# International 784



## Country Boy (Mar 18, 2010)

I am looking at a 784 at a local dealership as a possible replacement for our 574. It appears to be in excellent shape, and the price is right, but I was wondering if anyone here has used one or owns one and could give me some feedback on the model. Any issues I should know about? Its made at the same factory that built my 574 and the basic styling is the same, but its about 20hp more and physically larger, which I could really use right now. When my dad purchased the 574 new back in 1972, he was told that it was 60hp. When I rebuilt it a few years back, I did some research, and discovered it was only 45hp at the PTO, which would explain why it was always struggling with what we were using it for.

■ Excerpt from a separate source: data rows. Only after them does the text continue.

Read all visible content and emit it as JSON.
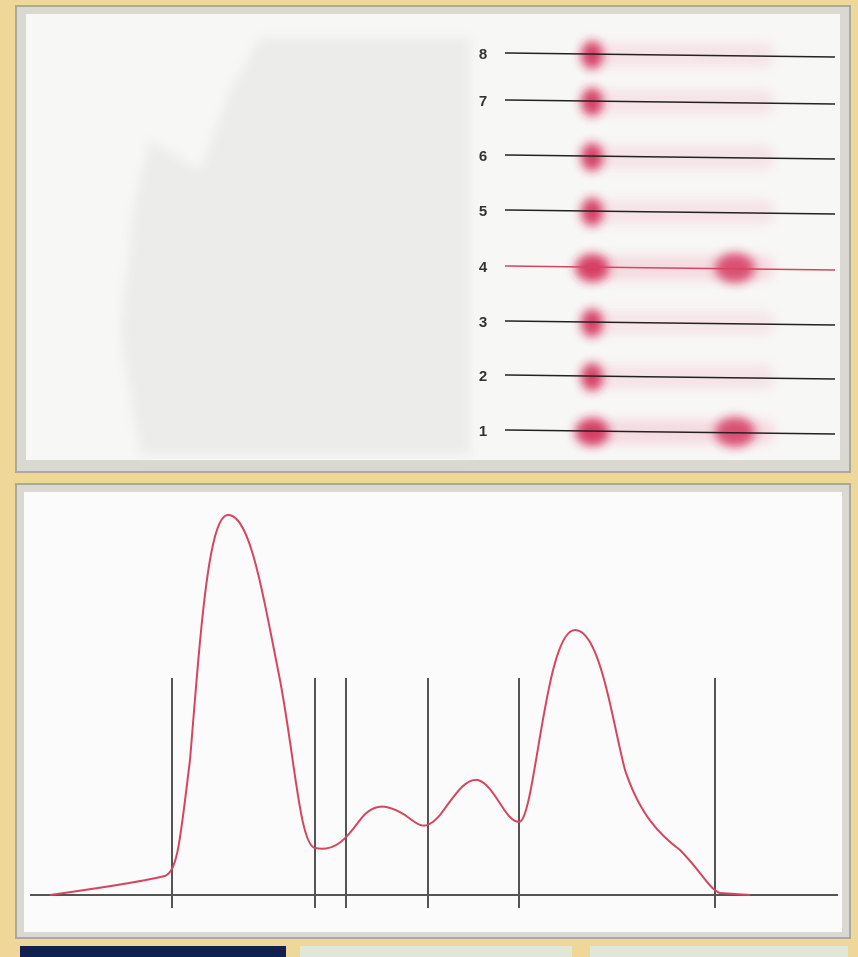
{
  "lanes": [
    "8",
    "7",
    "6",
    "5",
    "4",
    "3",
    "2",
    "1"
  ]
}
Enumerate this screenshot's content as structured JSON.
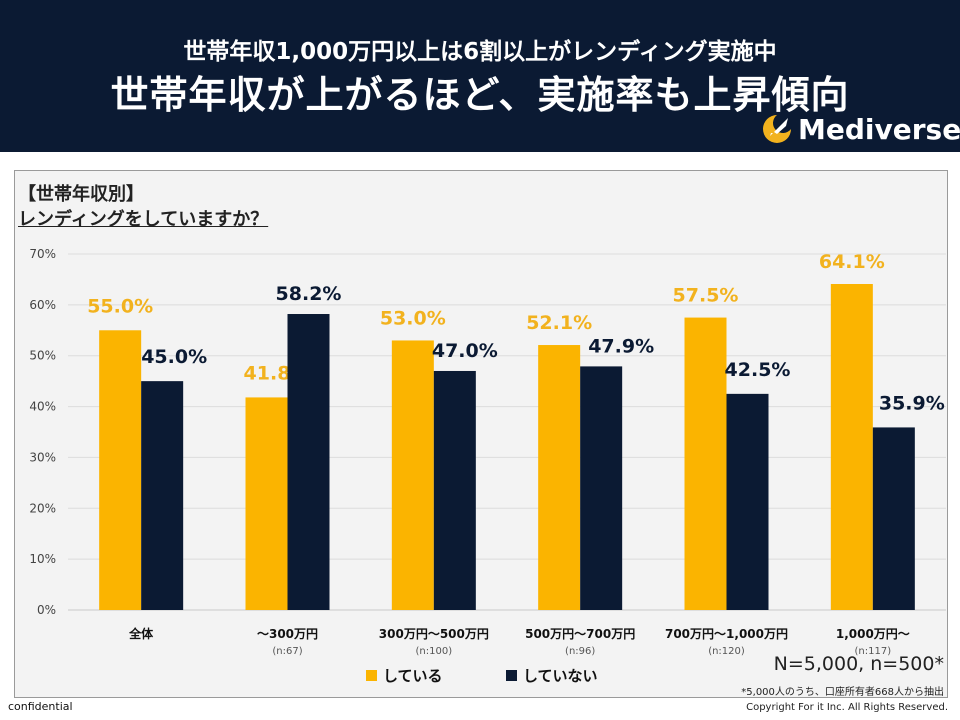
{
  "header": {
    "subtitle": "世帯年収1,000万円以上は6割以上がレンディング実施中",
    "title": "世帯年収が上がるほど、実施率も上昇傾向",
    "logo_text": "Mediverse",
    "logo_icon": "rocket-moon-icon"
  },
  "colors": {
    "header_bg": "#0b1a33",
    "series_yes": "#fbb400",
    "series_no": "#0b1a33",
    "label_yes": "#f2b21e",
    "label_no": "#0b1a33"
  },
  "chart_data": {
    "type": "bar",
    "section_label": "【世帯年収別】",
    "question": "レンディングをしていますか？",
    "categories": [
      "全体",
      "～300万円",
      "300万円～500万円",
      "500万円～700万円",
      "700万円～1,000万円",
      "1,000万円～"
    ],
    "sample_sizes": [
      "",
      "(n:67)",
      "(n:100)",
      "(n:96)",
      "(n:120)",
      "(n:117)"
    ],
    "series": [
      {
        "name": "している",
        "values": [
          55.0,
          41.8,
          53.0,
          52.1,
          57.5,
          64.1
        ]
      },
      {
        "name": "していない",
        "values": [
          45.0,
          58.2,
          47.0,
          47.9,
          42.5,
          35.9
        ]
      }
    ],
    "y_ticks": [
      "0%",
      "10%",
      "20%",
      "30%",
      "40%",
      "50%",
      "60%",
      "70%"
    ],
    "ylim": [
      0,
      70
    ],
    "grid": true,
    "value_suffix": "%"
  },
  "notes": {
    "sample": "N=5,000, n=500*",
    "extract": "*5,000人のうち、口座所有者668人から抽出",
    "confidential": "confidential",
    "copyright": "Copyright For it Inc. All Rights Reserved."
  }
}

Any insight would be appreciated!


----------



## ButchBCD17WD (May 8, 2011)

The person was probably talking engine hp which was probably wll in the 60's.


----------



## cyrush (Apr 20, 2010)

In Europe it is popular to quote tractor size by engine HP where as in USA & Canada i beleive the PTO hp is the more used fugure, hence the discrepancy.


----------



## Country Boy (Mar 18, 2010)

I understand the engine/PTO hp ratings, but engine HP is a useless way of rating something. You need the hp at the drawbar or PTO to get a true idea of what the tractor can do. To do otherwise is cheating in my book. I also misspoke in my first post. It is 52hp at the PTO, 45 at the drawbar and 67 at the engine. It appears that they lost 22hp (almost 1/3) through the transmission in that tractor.


----------